31 Ocak 2016 Pazar

UYKU KAÇIRAN




Madam’ı ilk tanıdığımda, üniversiteyi yeni kazanmıştım. Öğrenciliğimin tuhaf günleri bu gökdelenli şehrin kalabalık ve işlek semtlerinden birinde tuttuğum evin sahibiyle tanışmamla başladı. Apartman tarihi bir hanın içerisindeydi.
Ev sahibim olan Madam da bu apartmanın çatı katında oturmasına rağmen onu hiç görmemiştim. Kirayı her ay bir zarfın içine koyup kapısının altından atmam istenmişti.
Madam’la karşılaştığım o geceyi hiç unutamıyorum. Kapısının altından hafif bir ışık sızıyordu. Tam eğilip elimdeki zarfı atacağım sırada bir gıcırtıyla kapı aralandı. Adeta ödüm patlamıştı.
İçeriden solgun bir ışık, içime karlı bir ormanda yalnız kalmak korkusu düşüren bir müzik, nemli ve tuhaf bir koku geliyordu.
Sessizce yaklaşıp içeriye baktım. Gıcırdayan yer tahtalarının sesleri eşliğinde soluk ışığın sızdığı odaya girdim.
İşte benim tuhaf hikâyem o gece başladı...

30 Ocak 2016 Cumartesi

K Ö R D Ü Ğ Ü M

Kitabı dün sabah işe giderken yolda bitirdim. Bittiğinde de öylece kalakaldım. Genelde kitap sonlarını tahmin ederim. En azından kafamda bir kaç son şekillenir ve mutlaka bunlardan birisi ile son bulur. Ama bu sefer öyle olmadı, resmen ters köşe oldum diyebilirim. 

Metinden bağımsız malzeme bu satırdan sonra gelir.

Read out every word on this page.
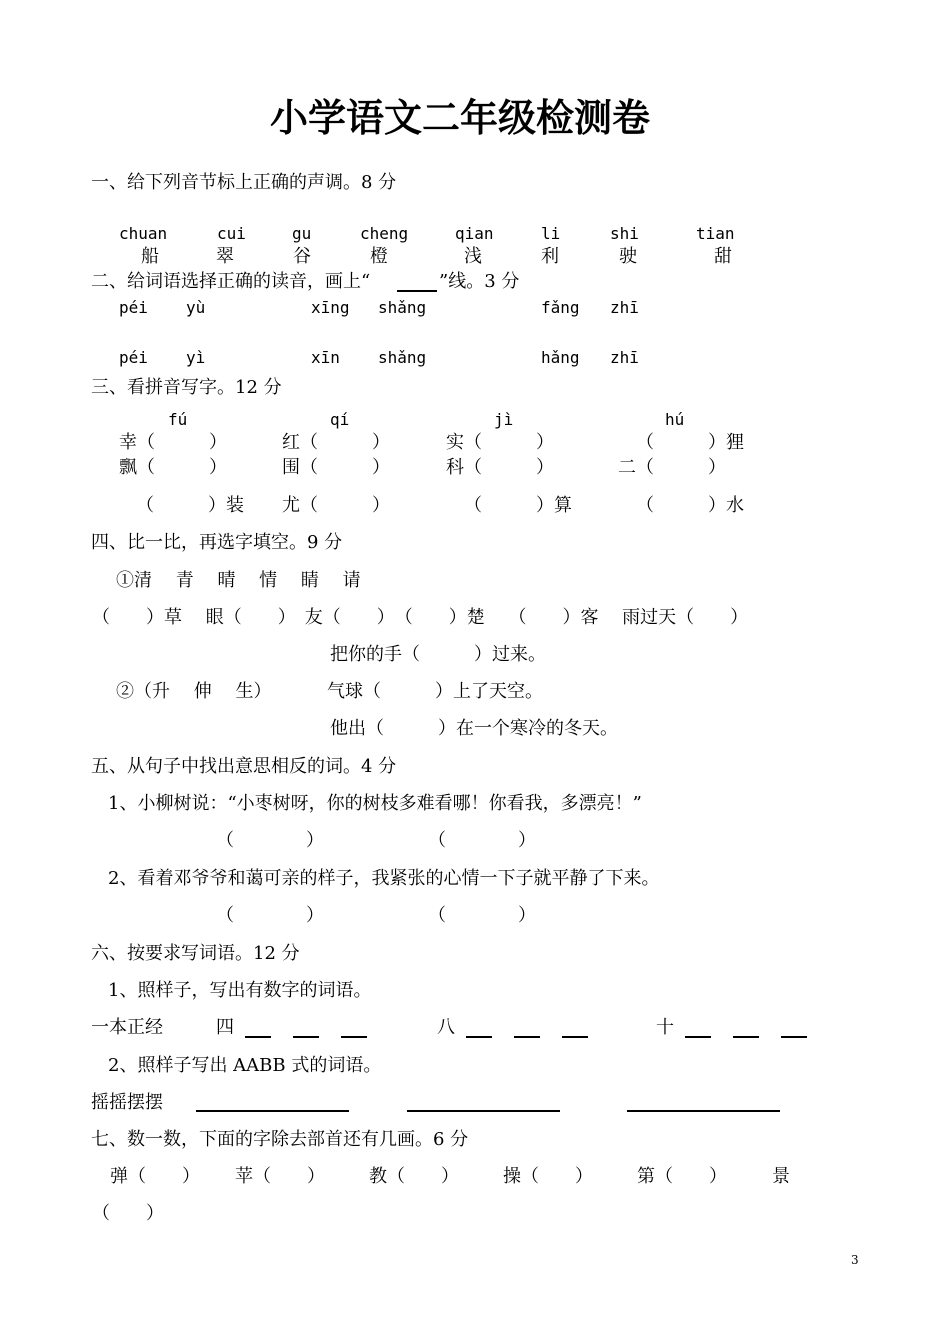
小学语文二年级检测卷
一、给下列音节标上正确的声调。8 分
chuan	cui	gu	cheng	qian	li	shi	tian
船	翠	谷	橙	浅	利	驶	甜
二、给词语选择正确的读音，画上“	”线。3 分
péi yù	xīng shǎng	fǎng zhī
péi yì	xīn shǎng	hǎng zhī
三、看拼音写字。12 分
fú	qí	jì	hú
幸（　　　）	红（　　　）	实（　　　）	（　　　）狸
飘（　　　）	围（　　　）	科（　　　）	二（　　　）
（　　　）装 尤（　　　）	（　　　）算	（　　　）水
四、比一比，再选字填空。9 分
①清　 青　 晴　 情　 睛　 请
（　　）草　 眼（　　）　友（　　）　（　　）楚　 （　　）客　 雨过天（　　）
把你的手（　　　）过来。
②（升　 伸　 生）	气球（　　　）上了天空。
他出（　　　）在一个寒冷的冬天。
五、从句子中找出意思相反的词。4 分
1、小柳树说：“小枣树呀，你的树枝多难看哪！你看我，多漂亮！”
（　　　　）	（　　　　）
2、看着邓爷爷和蔼可亲的样子，我紧张的心情一下子就平静了下来。
（　　　　）	（　　　　）
六、按要求写词语。12 分
1、照样子，写出有数字的词语。
一本正经	四	八	十
2、照样子写出 AABB 式的词语。
摇摇摆摆
七、数一数，下面的字除去部首还有几画。6 分
弹（　　） 苹（　　） 教（　　） 操（　　） 第（　　）	景
（　　）
3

Şunu da söylemeliyim, kitabı okurken zaman zaman anlam veremediğim kısımlar oldu. 
Eeee bu ne yani şimdi ??? deyip sinirlendiğim yerler, gözlerimin dolmasına neden olan satırlar, hayal mi gerçek mi diye düşünüp emin olamadığım anlatımlar v.s.

Kitabın kapağı çok başarılı.Ama aşağıdaki paragrafı okuduğunuz zaman "İşte bu !!!" deyip gerçekten anlamlandırabiliyorsunuz. 


Cılız dal rüzgarda sallanıyor ama damla olduğu yerde kalıyor. Eğer bir buz saçağı dayanabiliyorsa, belki ben de bir parça kalmış  sağlam aklıma tutunabilirim.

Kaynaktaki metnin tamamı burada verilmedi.